Michael Caine is majestic in this somewhat half-formed ponderance on old age, writes Michael Joyce.

Director: Paolo Sorrentino Starring: Michael Caine, Harvey Keitel, Rachel Weisz, Paul Dano, Alex Macqueen and Jane Fonda Film Length: 118 mins

Youth, a film about ageing, is all about its incongruities. It has an international cast that seem deliberately mismatched. Caine and Keitel play best friends. There is an extraordinarily obese man who looks like Maradona, but isn’t; and an ageing actress who doesn’t resemble Jane Fonda, but is. Sorrentino dumps all these elements in a luxury Swiss spa hotel and has them circle around the issues of life, love and forgetting. It is rambling and indulgent: a Fellini film but without a Fellini cast.
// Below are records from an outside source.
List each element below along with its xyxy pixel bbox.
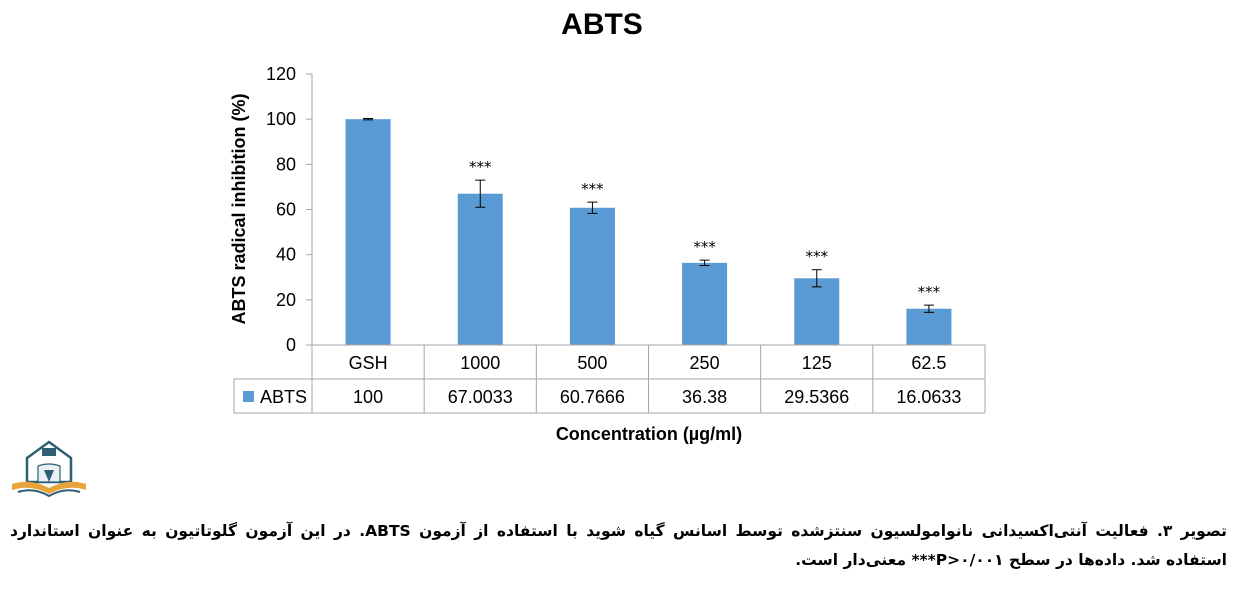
y-tick-label: 0 [286,335,296,355]
bar [682,262,728,345]
table-value: 29.5366 [784,387,849,407]
table-value: 67.0033 [448,387,513,407]
significance-label: *** [469,158,492,176]
x-axis-label: Concentration (µg/ml) [556,424,742,444]
chart-title: ABTS [561,8,643,41]
bar [345,119,391,346]
table-value: 16.0633 [896,387,961,407]
x-tick-label: 125 [802,353,832,373]
y-axis: 0 20 40 60 80 100 120 [266,64,313,355]
significance-label: *** [581,180,604,198]
x-tick-label: 250 [690,353,720,373]
bar [906,308,952,345]
y-tick-label: 40 [276,245,296,265]
bar [569,207,615,345]
x-tick-label: GSH [349,353,388,373]
y-tick-label: 60 [276,200,296,220]
bar [457,193,503,345]
jams-logo [8,438,90,500]
x-tick-label: 500 [577,353,607,373]
table-value: 100 [353,387,383,407]
y-tick-label: 100 [266,109,296,129]
figure-caption-text: فعالیت آنتی‌اکسیدانی نانوامولسیون سنتزشد… [10,522,1227,569]
table-value: 36.38 [682,387,727,407]
significance-label: *** [806,248,829,266]
jams-logo-icon [12,440,86,498]
figure-caption: تصویر ۳. فعالیت آنتی‌اکسیدانی نانوامولسی… [10,517,1227,575]
figure-label: تصویر ۳. [1156,522,1227,540]
y-axis-label: ABTS radical inhibition (%) [229,93,249,324]
legend-swatch [243,391,254,402]
x-tick-label: 62.5 [911,353,946,373]
data-table: GSH 100 1000 67.0033 500 60.7666 250 36.38 125 29… [233,344,986,414]
legend-label: ABTS [260,387,307,407]
significance-label: *** [918,283,941,301]
x-tick-label: 1000 [460,353,500,373]
significance-label: *** [693,238,716,256]
y-tick-label: 80 [276,154,296,174]
y-tick-label: 20 [276,290,296,310]
table-value: 60.7666 [560,387,625,407]
bars-group: *** *** *** *** *** [345,117,952,346]
y-tick-label: 120 [266,64,296,84]
bar [794,278,840,345]
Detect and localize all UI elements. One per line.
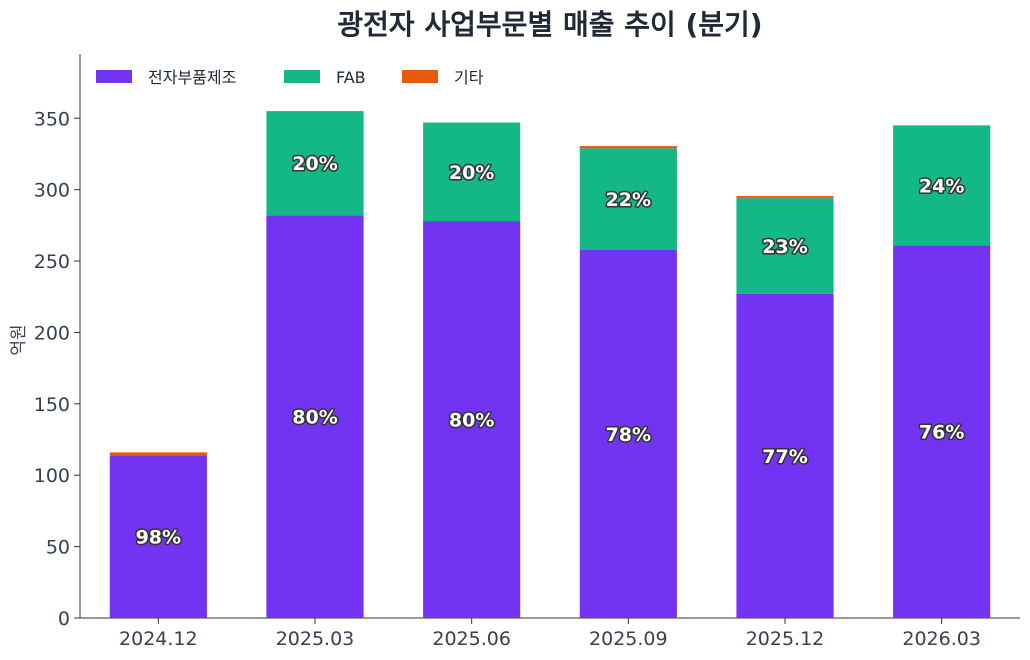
legend: 전자부품제조 FAB 기타 bbox=[96, 68, 484, 87]
bar-percent-label: 80% bbox=[449, 410, 494, 432]
bar-segment bbox=[579, 148, 677, 250]
bar-percent-label: 24% bbox=[919, 175, 964, 197]
bar-percent-label: 76% bbox=[919, 422, 964, 444]
bar-segment bbox=[736, 293, 834, 618]
y-tick-label: 100 bbox=[34, 465, 70, 487]
bar-segment bbox=[893, 245, 991, 618]
bar-segment bbox=[736, 198, 834, 294]
y-tick-label: 200 bbox=[34, 322, 70, 344]
y-tick-label: 350 bbox=[34, 108, 70, 130]
x-tick-label: 2025.06 bbox=[432, 628, 511, 650]
bar-percent-label: 20% bbox=[292, 153, 337, 175]
bar-segment bbox=[109, 452, 207, 456]
bar-segment bbox=[423, 221, 521, 618]
x-tick-label: 2024.12 bbox=[119, 628, 198, 650]
y-tick-label: 50 bbox=[46, 537, 70, 559]
bar-segment bbox=[579, 146, 677, 149]
legend-swatch bbox=[284, 70, 320, 83]
x-tick-label: 2026.03 bbox=[902, 628, 981, 650]
bar-segment bbox=[109, 455, 207, 618]
x-tick-label: 2025.09 bbox=[589, 628, 668, 650]
bar-segment bbox=[893, 125, 991, 246]
y-axis: 0 50 100 150 200 250 300 350 bbox=[34, 54, 81, 630]
bar-segment bbox=[579, 249, 677, 619]
bars-group bbox=[109, 111, 991, 619]
legend-entry: FAB bbox=[336, 68, 366, 87]
y-tick-label: 0 bbox=[58, 608, 70, 630]
bar-percent-label: 80% bbox=[292, 407, 337, 429]
x-axis: 2024.12 2025.03 2025.06 2025.09 2025.12 2026.… bbox=[80, 617, 1020, 650]
bar-labels-group: 98% 80% 20% 80% 20% 78% 22% 77% 23% 76% 24% bbox=[134, 152, 966, 550]
bar-percent-label: 77% bbox=[762, 446, 807, 468]
y-tick-label: 150 bbox=[34, 394, 70, 416]
x-tick-label: 2025.12 bbox=[746, 628, 825, 650]
bar-percent-label: 20% bbox=[449, 162, 494, 184]
legend-swatch bbox=[402, 70, 438, 83]
x-tick-label: 2025.03 bbox=[276, 628, 355, 650]
bar-segment bbox=[423, 122, 521, 222]
y-tick-label: 250 bbox=[34, 251, 70, 273]
bar-percent-label: 23% bbox=[762, 236, 807, 258]
chart-title: 광전자 사업부문별 매출 추이 (분기) bbox=[337, 8, 762, 41]
legend-swatch bbox=[96, 70, 132, 83]
bar-percent-label: 98% bbox=[136, 527, 181, 549]
legend-entry: 기타 bbox=[454, 68, 484, 87]
bar-segment bbox=[736, 196, 834, 199]
y-tick-label: 300 bbox=[34, 180, 70, 202]
bar-segment bbox=[266, 111, 364, 216]
bar-percent-label: 78% bbox=[606, 424, 651, 446]
y-axis-label: 억원 bbox=[9, 324, 29, 355]
bar-percent-label: 22% bbox=[606, 189, 651, 211]
bar-segment bbox=[266, 215, 364, 618]
legend-entry: 전자부품제조 bbox=[148, 68, 236, 87]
Sorrentino’s follow up to The Great Beauty has a great musical score, humour, and strong performances, especially from Caine – 82-years-old and as majestic and commanding a screen presence as ever. It also has all the hallmarks of the one made after the masterpiece; the novel that comes after the Booker win or the film made after the Oscar. It’s the one where the genius gets to relax and treat himself; the one where he doesn’t see why he should follow the conventions of the lesser talents. Caine and Keitel are two artists – composer and film director respectively – who have run out of steam, and the film has a similar lethargy. It is beautifully shot and visually inventive but at a walking pace. The characters sit around and talk about life and there is the sense that whatever half-formed idea comes out is relevant and weighty.

Sorrentino is only in his mid 40s – it’s a little early to get this ambling and reflective. In his late 30s he was making Il Divo, a film with such unrelenting energy and vigorous visual control it was a little airless. Youth is all bracing fresh country air and space to breathe.